Guru Dominasi Pelaku Kekerasan Di Lembaga Pendidikan Indonesia
Pada tanggal 27 Desember 2024, Jaringan Pemantau Pendidikan Indonesia (JPPI) merilis laporan yang mengejutkan mengenai kekerasan di lembaga pendidikan. Dalam laporan tersebut, JPPI mencatat bahwa sebanyak 43,9 persen dari pelaku kekerasan di sekolah adalah guru. Temuan ini menyoroti masalah serius yang perlu ditangani untuk menciptakan lingkungan belajar yang aman bagi siswa.
Laporan JPPI menunjukkan bahwa jumlah kasus kekerasan di sekolah meningkat drastis dari 285 kasus pada tahun 2023 menjadi 573 kasus pada tahun 2024. Koordinator Nasional JPPI, Ubaid Matraji, menjelaskan bahwa perilaku kekerasan sering kali dilakukan oleh guru sebagai bentuk pendisiplinan. Hal ini menunjukkan adanya pola yang merugikan, di mana metode pendisiplinan yang seharusnya mendidik justru berujung pada tindakan kekerasan.
Menariknya, meskipun banyak guru menjadi pelaku kekerasan, mereka juga sering menjadi korban.

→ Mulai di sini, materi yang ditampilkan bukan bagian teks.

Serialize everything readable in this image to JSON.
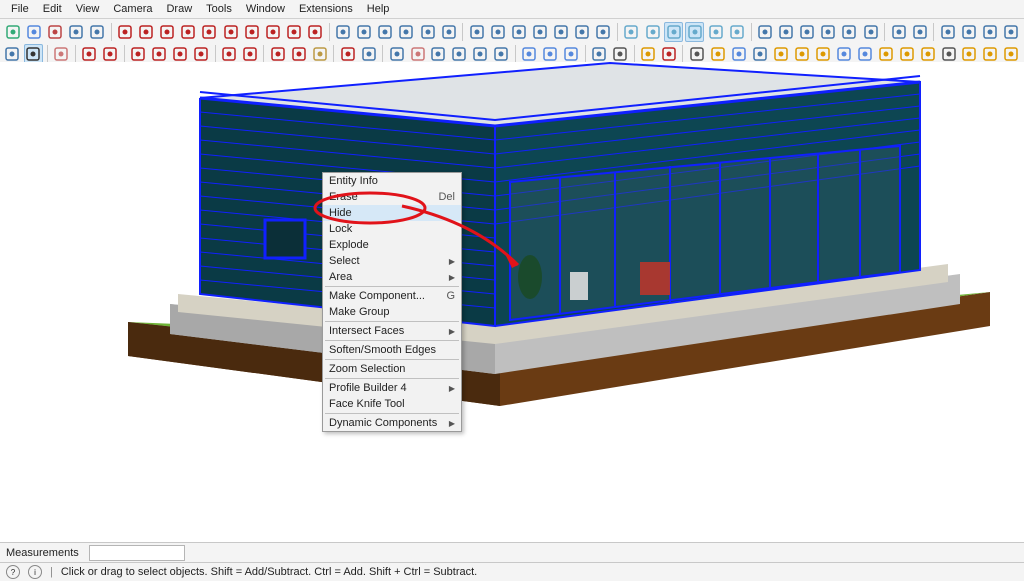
{
  "menu": [
    "File",
    "Edit",
    "View",
    "Camera",
    "Draw",
    "Tools",
    "Window",
    "Extensions",
    "Help"
  ],
  "toolbar_row1": [
    {
      "n": "today-icon",
      "c": "#3a7"
    },
    {
      "n": "component-icon",
      "c": "#58d"
    },
    {
      "n": "realtime-icon",
      "c": "#b44"
    },
    {
      "n": "undo-icon",
      "c": "#47a"
    },
    {
      "n": "redo-icon",
      "c": "#47a"
    },
    {
      "s": true
    },
    {
      "n": "line-icon",
      "c": "#b22"
    },
    {
      "n": "freehand-icon",
      "c": "#b22"
    },
    {
      "n": "rectangle-icon",
      "c": "#b22"
    },
    {
      "n": "rotrect-icon",
      "c": "#b22"
    },
    {
      "n": "circle-icon",
      "c": "#b22"
    },
    {
      "n": "polygon-icon",
      "c": "#b22"
    },
    {
      "n": "arc-icon",
      "c": "#b22"
    },
    {
      "n": "arc2-icon",
      "c": "#b22"
    },
    {
      "n": "arc3-icon",
      "c": "#b22"
    },
    {
      "n": "pie-icon",
      "c": "#b22"
    },
    {
      "s": true
    },
    {
      "n": "tape-icon",
      "c": "#47a"
    },
    {
      "n": "dimension-icon",
      "c": "#47a"
    },
    {
      "n": "protractor-icon",
      "c": "#47a"
    },
    {
      "n": "text-icon",
      "c": "#47a"
    },
    {
      "n": "axes-icon",
      "c": "#47a"
    },
    {
      "n": "3dtext-icon",
      "c": "#47a"
    },
    {
      "s": true
    },
    {
      "n": "iso-icon",
      "c": "#47a"
    },
    {
      "n": "top-icon",
      "c": "#47a"
    },
    {
      "n": "front-icon",
      "c": "#47a"
    },
    {
      "n": "right-icon",
      "c": "#47a"
    },
    {
      "n": "back-icon",
      "c": "#47a"
    },
    {
      "n": "left-icon",
      "c": "#47a"
    },
    {
      "n": "bottom-icon",
      "c": "#47a"
    },
    {
      "s": true
    },
    {
      "n": "xray-icon",
      "c": "#6ac"
    },
    {
      "n": "wireframe-icon",
      "c": "#6ac"
    },
    {
      "n": "hidden-icon",
      "c": "#6ac",
      "a": true
    },
    {
      "n": "shaded-icon",
      "c": "#6ac",
      "a": true
    },
    {
      "n": "shadedtex-icon",
      "c": "#6ac"
    },
    {
      "n": "mono-icon",
      "c": "#6ac"
    },
    {
      "s": true
    },
    {
      "n": "solid1-icon",
      "c": "#47a"
    },
    {
      "n": "solid2-icon",
      "c": "#47a"
    },
    {
      "n": "solid3-icon",
      "c": "#47a"
    },
    {
      "n": "solid4-icon",
      "c": "#47a"
    },
    {
      "n": "solid5-icon",
      "c": "#47a"
    },
    {
      "n": "solid6-icon",
      "c": "#47a"
    },
    {
      "s": true
    },
    {
      "n": "solid7-icon",
      "c": "#47a"
    },
    {
      "n": "solid8-icon",
      "c": "#47a"
    },
    {
      "s": true
    },
    {
      "n": "gear1-icon",
      "c": "#47a"
    },
    {
      "n": "gear2-icon",
      "c": "#47a"
    },
    {
      "n": "gear3-icon",
      "c": "#47a"
    },
    {
      "n": "gear4-icon",
      "c": "#47a"
    }
  ],
  "toolbar_row2": [
    {
      "n": "zoom-icon",
      "c": "#47a"
    },
    {
      "n": "select-icon",
      "c": "#333",
      "a": true
    },
    {
      "s": true
    },
    {
      "n": "eraser-icon",
      "c": "#c77"
    },
    {
      "s": true
    },
    {
      "n": "line2-icon",
      "c": "#b22"
    },
    {
      "n": "freehand2-icon",
      "c": "#b22"
    },
    {
      "s": true
    },
    {
      "n": "rect2-icon",
      "c": "#b22"
    },
    {
      "n": "rotrect2-icon",
      "c": "#b22"
    },
    {
      "n": "circle2-icon",
      "c": "#b22"
    },
    {
      "n": "arc2b-icon",
      "c": "#b22"
    },
    {
      "s": true
    },
    {
      "n": "pushpull-icon",
      "c": "#b22"
    },
    {
      "n": "offset-icon",
      "c": "#b22"
    },
    {
      "s": true
    },
    {
      "n": "move-icon",
      "c": "#b22"
    },
    {
      "n": "rotate-icon",
      "c": "#b22"
    },
    {
      "n": "scale-icon",
      "c": "#b94"
    },
    {
      "s": true
    },
    {
      "n": "followme-icon",
      "c": "#b22"
    },
    {
      "n": "section-icon",
      "c": "#47a"
    },
    {
      "s": true
    },
    {
      "n": "orbit-icon",
      "c": "#47a"
    },
    {
      "n": "pan-icon",
      "c": "#c77"
    },
    {
      "n": "zoom2-icon",
      "c": "#47a"
    },
    {
      "n": "zoomwin-icon",
      "c": "#47a"
    },
    {
      "n": "zoomext-icon",
      "c": "#47a"
    },
    {
      "n": "prev-icon",
      "c": "#47a"
    },
    {
      "s": true
    },
    {
      "n": "layers1-icon",
      "c": "#58d"
    },
    {
      "n": "layers2-icon",
      "c": "#58d"
    },
    {
      "n": "layers3-icon",
      "c": "#58d"
    },
    {
      "s": true
    },
    {
      "n": "newdoc-icon",
      "c": "#47a"
    },
    {
      "n": "person-icon",
      "c": "#555"
    },
    {
      "s": true
    },
    {
      "n": "ext1-icon",
      "c": "#d90"
    },
    {
      "n": "ext2-icon",
      "c": "#b22"
    },
    {
      "s": true
    },
    {
      "n": "ext3-icon",
      "c": "#555"
    },
    {
      "n": "ext4-icon",
      "c": "#d90"
    },
    {
      "n": "ext5-icon",
      "c": "#58d"
    },
    {
      "n": "ext6-icon",
      "c": "#47a"
    },
    {
      "n": "ext7-icon",
      "c": "#d90"
    },
    {
      "n": "ext8-icon",
      "c": "#d90"
    },
    {
      "n": "ext9-icon",
      "c": "#d90"
    },
    {
      "n": "ext10-icon",
      "c": "#58d"
    },
    {
      "n": "ext11-icon",
      "c": "#58d"
    },
    {
      "n": "ext12-icon",
      "c": "#d90"
    },
    {
      "n": "ext13-icon",
      "c": "#d90"
    },
    {
      "n": "ext14-icon",
      "c": "#d90"
    },
    {
      "n": "ext15-icon",
      "c": "#555"
    },
    {
      "n": "ext16-icon",
      "c": "#d90"
    },
    {
      "n": "ext17-icon",
      "c": "#d90"
    },
    {
      "n": "ext18-icon",
      "c": "#d90"
    }
  ],
  "context_menu": {
    "groups": [
      [
        {
          "l": "Entity Info"
        },
        {
          "l": "Erase",
          "sc": "Del"
        },
        {
          "l": "Hide",
          "hl": true
        },
        {
          "l": "Lock"
        },
        {
          "l": "Explode"
        },
        {
          "l": "Select",
          "sub": true
        },
        {
          "l": "Area",
          "sub": true
        }
      ],
      [
        {
          "l": "Make Component...",
          "sc": "G"
        },
        {
          "l": "Make Group"
        }
      ],
      [
        {
          "l": "Intersect Faces",
          "sub": true
        }
      ],
      [
        {
          "l": "Soften/Smooth Edges"
        }
      ],
      [
        {
          "l": "Zoom Selection"
        }
      ],
      [
        {
          "l": "Profile Builder 4",
          "sub": true
        },
        {
          "l": "Face Knife Tool"
        }
      ],
      [
        {
          "l": "Dynamic Components",
          "sub": true
        }
      ]
    ]
  },
  "measurements_label": "Measurements",
  "measurements_value": "",
  "status_hint": "Click or drag to select objects. Shift = Add/Subtract. Ctrl = Add. Shift + Ctrl = Subtract.",
  "status_icons": [
    "?",
    "i"
  ]
}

Data menunjukkan bahwa sekitar 10,2 persen guru mengalami kekerasan, baik dari siswa maupun orang tua. Kasus-kasus ini mencakup pemukulan oleh orang tua dan tindakan kriminalisasi terhadap guru. Ini menandakan bahwa lingkungan sekolah tidak hanya berbahaya bagi siswa tetapi juga bagi tenaga pendidik.
Ubaid menekankan bahwa penggunaan metode pendisiplinan yang melibatkan hukuman fisik harus dihentikan. Ia mengungkapkan bahwa pendekatan ini memberikan legitimasi bagi tindakan kekerasan di sekolah dan dapat menyebabkan siswa menilai perilaku tersebut sebagai hal yang wajar. Kepala Pusat Standar dan Kebijakan Pendidikan Kementerian Pendidikan Dasar dan Menengah, Irsyad Zamjani, juga mengingatkan bahwa tindakan kekerasan oleh guru dapat menjadi justifikasi bagi siswa untuk melakukan kekerasan terhadap teman-temannya.
Dengan meningkatnya jumlah kasus kekerasan di sekolah, JPPI menyerukan perlunya kolaborasi antara pemerintah, sekolah, dan masyarakat untuk menciptakan lingkungan pendidikan yang lebih aman. Kebijakan pencegahan kekerasan harus diterapkan secara konsisten dan melibatkan semua pemangku kepentingan. Hal ini penting agar sekolah dapat menjadi tempat yang aman dan nyaman bagi semua siswa tanpa adanya ancaman kekerasan.
Dengan perhatian yang lebih besar terhadap isu kekerasan di lembaga pendidikan, diharapkan akan ada perubahan positif dalam pendekatan pendisiplinan dan perlindungan anak di sekolah. Menciptakan budaya non-kekerasan dan meningkatkan kesadaran akan pentingnya pendidikan inklusif adalah langkah-langkah penting untuk memastikan keselamatan dan kesejahteraan siswa serta guru di seluruh Indonesia.